Openmp fortran, task dependency on overlapping subarrays

TLDR: task parallel code fails to recognize task dependency on partially overlapping subarrays

I'm trying to parallelize some fortran code using task parallelism. I'm struggling to get the task dependency to work.

The following minimal example illustrates my problem:

program test

   integer, parameter :: n = 100
   double precision :: A(n,n),B(n,n)
   integer :: istart, istop

   !$omp parallel
   !$omp single

   istart = 20
   istop = 50

   !$omp task shared(A,B) firstprivate(istart,istop)&
   !$omp& depend( in: B(istart:istop,istart:istop) )&
   !$omp& depend( inout: A(istart:istop,istart:istop) )
   write(*,*) "starting task 1"
   call sleep(5)
   write(*,*) "stopping task 1"
   !$omp end task

   istart = 30
   istop = 60

   !$omp task shared(A,B) firstprivate(istart,istop)&
   !$omp& depend( in: B(istart:istop,istart:istop) )&
   !$omp& depend( inout: A(istart:istop,istart:istop) )
   write(*,*) "starting task 2"
   call sleep(5)
   write(*,*) "stopping task 2"
   !$omp end task

   !$omp end single nowait
   !$omp end parallel

end program

Which I compile using gcc version 9.4.0 and the -fopenmp flag.

The code has two tasks. Task 1 depends on A(20:50,20:50) and task 2 depends on A(30:60,30:60). These subarrays overlap, so I would expect task 2 to wait until task 1 has completed, but the output I get is:

 starting task 1
 starting task 2
 stopping task 1
 stopping task 2

If I comment out the lines

istart = 30
istop = 60

so that the subarrays are exactly the same instead of just overlapping, task 2 does wait on task 1.

Are task dependencies with overlapping subarrays not supported in openmp? Or am I defining the dependencies wrong somehow?

Solution

These subarrays overlap

This is forbidden by the OpenMP standard as pointed out by @ThijsSteel.

This choice has been done because of the resulting runtime overhead. Indeed, checking overlapping regions of array in dependencies was very expensive in pathological cases (especially for arrays with many dimensions). A typical example of pathological case when many tasks write on the same array (but on different exclusive parts) and then one tasks operate on the whole array. This create a lot of checks and dependencies while this can be optimized using a specific dependency pattern. An even more pathological case is a transposition of the sub-arrays (from n horizontal bands to n vertical bands): this quickly results in n² dependencies which is insanely inefficient when n is large. An optimization consists in aggregating the dependencies so to get 2*n dependencies but this is expensive to do at runtime and a better way would actually not to use dependency but task group synchronization.

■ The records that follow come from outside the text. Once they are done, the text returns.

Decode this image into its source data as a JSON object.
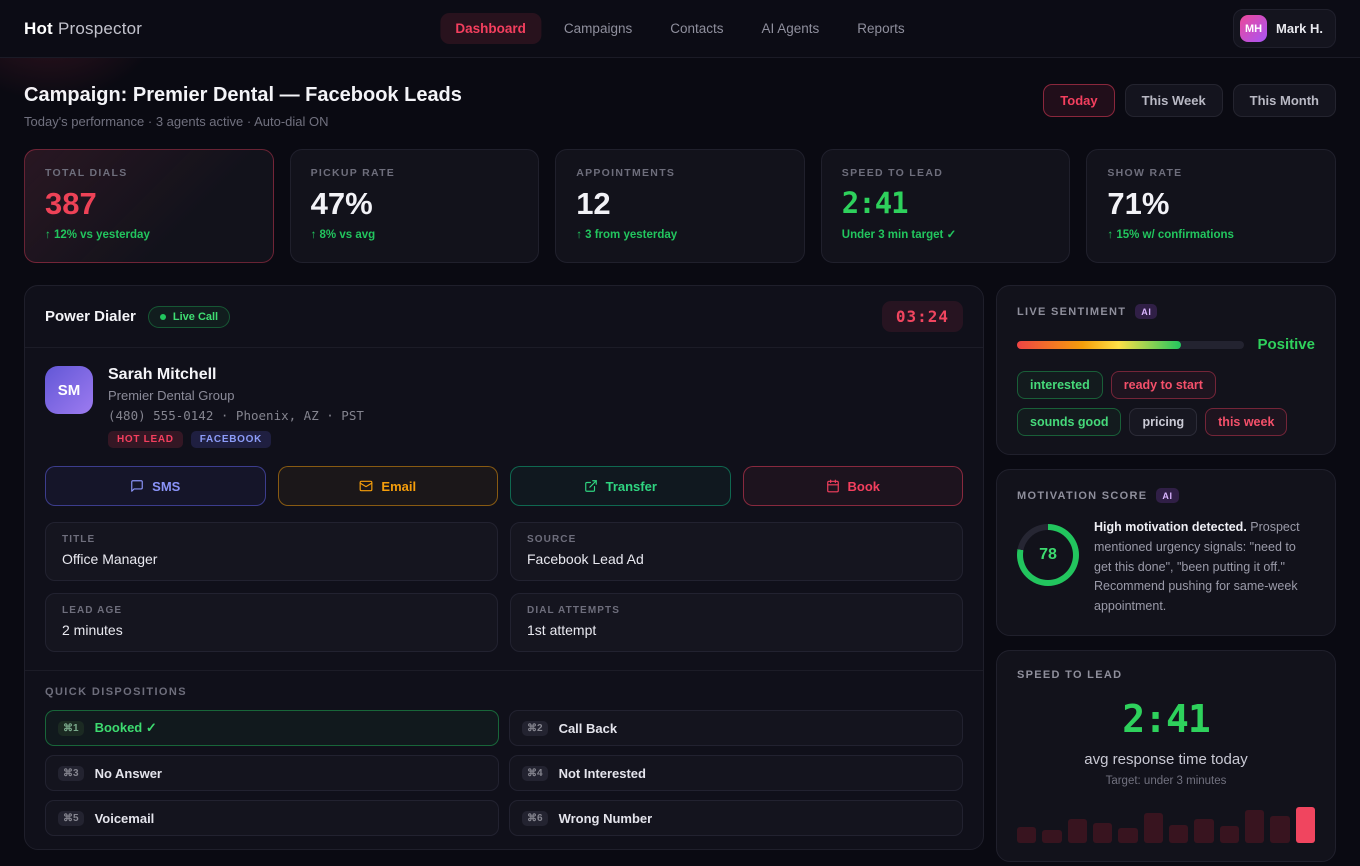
{
  "colors": {
    "accent": "#f43f5e",
    "green": "#22c55e",
    "indigo": "#818cf8",
    "amber": "#f59e0b"
  },
  "brand": {
    "name_bold": "Hot",
    "name_light": "Prospector"
  },
  "nav": {
    "items": [
      {
        "label": "Dashboard",
        "active": true
      },
      {
        "label": "Campaigns",
        "active": false
      },
      {
        "label": "Contacts",
        "active": false
      },
      {
        "label": "AI Agents",
        "active": false
      },
      {
        "label": "Reports",
        "active": false
      }
    ],
    "user": {
      "initials": "MH",
      "name": "Mark H."
    }
  },
  "header": {
    "title": "Campaign: Premier Dental — Facebook Leads",
    "subtitle": "Today's performance · 3 agents active · Auto-dial ON",
    "ranges": [
      {
        "label": "Today",
        "active": true
      },
      {
        "label": "This Week",
        "active": false
      },
      {
        "label": "This Month",
        "active": false
      }
    ]
  },
  "stats": [
    {
      "label": "TOTAL DIALS",
      "value": "387",
      "delta": "↑ 12% vs yesterday"
    },
    {
      "label": "PICKUP RATE",
      "value": "47%",
      "delta": "↑ 8% vs avg"
    },
    {
      "label": "APPOINTMENTS",
      "value": "12",
      "delta": "↑ 3 from yesterday"
    },
    {
      "label": "SPEED TO LEAD",
      "value": "2:41",
      "delta": "Under 3 min target ✓"
    },
    {
      "label": "SHOW RATE",
      "value": "71%",
      "delta": "↑ 15% w/ confirmations"
    }
  ],
  "dialer": {
    "title": "Power Dialer",
    "live_badge": "Live Call",
    "timer": "03:24",
    "contact": {
      "initials": "SM",
      "name": "Sarah Mitchell",
      "company": "Premier Dental Group",
      "phone_line": "(480) 555-0142 · Phoenix, AZ · PST",
      "tags": [
        {
          "label": "HOT LEAD"
        },
        {
          "label": "FACEBOOK"
        }
      ]
    },
    "actions": [
      {
        "label": "SMS",
        "icon": "sms-icon"
      },
      {
        "label": "Email",
        "icon": "email-icon"
      },
      {
        "label": "Transfer",
        "icon": "transfer-icon"
      },
      {
        "label": "Book",
        "icon": "book-icon"
      }
    ],
    "fields": [
      {
        "label": "TITLE",
        "value": "Office Manager"
      },
      {
        "label": "SOURCE",
        "value": "Facebook Lead Ad"
      },
      {
        "label": "LEAD AGE",
        "value": "2 minutes"
      },
      {
        "label": "DIAL ATTEMPTS",
        "value": "1st attempt"
      }
    ],
    "dispositions_title": "QUICK DISPOSITIONS",
    "dispositions": [
      {
        "key": "⌘1",
        "label": "Booked ✓",
        "active": true
      },
      {
        "key": "⌘2",
        "label": "Call Back",
        "active": false
      },
      {
        "key": "⌘3",
        "label": "No Answer",
        "active": false
      },
      {
        "key": "⌘4",
        "label": "Not Interested",
        "active": false
      },
      {
        "key": "⌘5",
        "label": "Voicemail",
        "active": false
      },
      {
        "key": "⌘6",
        "label": "Wrong Number",
        "active": false
      }
    ]
  },
  "sentiment": {
    "title": "LIVE SENTIMENT",
    "ai_badge": "AI",
    "fill_pct": 72,
    "level_label": "Positive",
    "tags": [
      {
        "label": "interested",
        "tone": "green"
      },
      {
        "label": "ready to start",
        "tone": "red"
      },
      {
        "label": "sounds good",
        "tone": "green"
      },
      {
        "label": "pricing",
        "tone": "gray"
      },
      {
        "label": "this week",
        "tone": "red"
      }
    ]
  },
  "motivation": {
    "title": "MOTIVATION SCORE",
    "ai_badge": "AI",
    "score": 78,
    "text_bold": "High motivation detected.",
    "text": " Prospect mentioned urgency signals: \"need to get this done\", \"been putting it off.\" Recommend pushing for same-week appointment."
  },
  "speed": {
    "title": "SPEED TO LEAD",
    "value": "2:41",
    "caption": "avg response time today",
    "target": "Target: under 3 minutes",
    "bars": [
      16,
      13,
      24,
      20,
      15,
      30,
      18,
      24,
      17,
      33,
      27,
      36
    ],
    "highlight_index": 11
  }
}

From the user point-of-view, there are only few options:

operate at bigger grain even though it means having more synchronization (so possibly poor performance);
try to regroup tasks operating on distinct sub-array by checking that manually. You can cheat OpenMP by using fake dependencies so to do that or add more tasks synchronizations (typically a taskwait). You can also make use of advanced task-dependence-type modifiers like depobj, inoutset or mutexinoutset now available in recent version of the OpenMP standard.

Most of the time, an algorithm is typically composed of a several waves of tasks and each wave is operating on non-overlapping sub-arrays. In this case, you can just add a task synchronization at the end of the computation (or use recursive tasks).

This is a known limitation of OpenMP and some researchers worked on it (including me). I expect new specific dependency modifiers to be added in the future, and possibly user-defined partitioning-related features in the long run (some research runtimes like StarPU does that for example, but not everyone agree adding that in OpenMP as this is a bit high-level and not simple to include).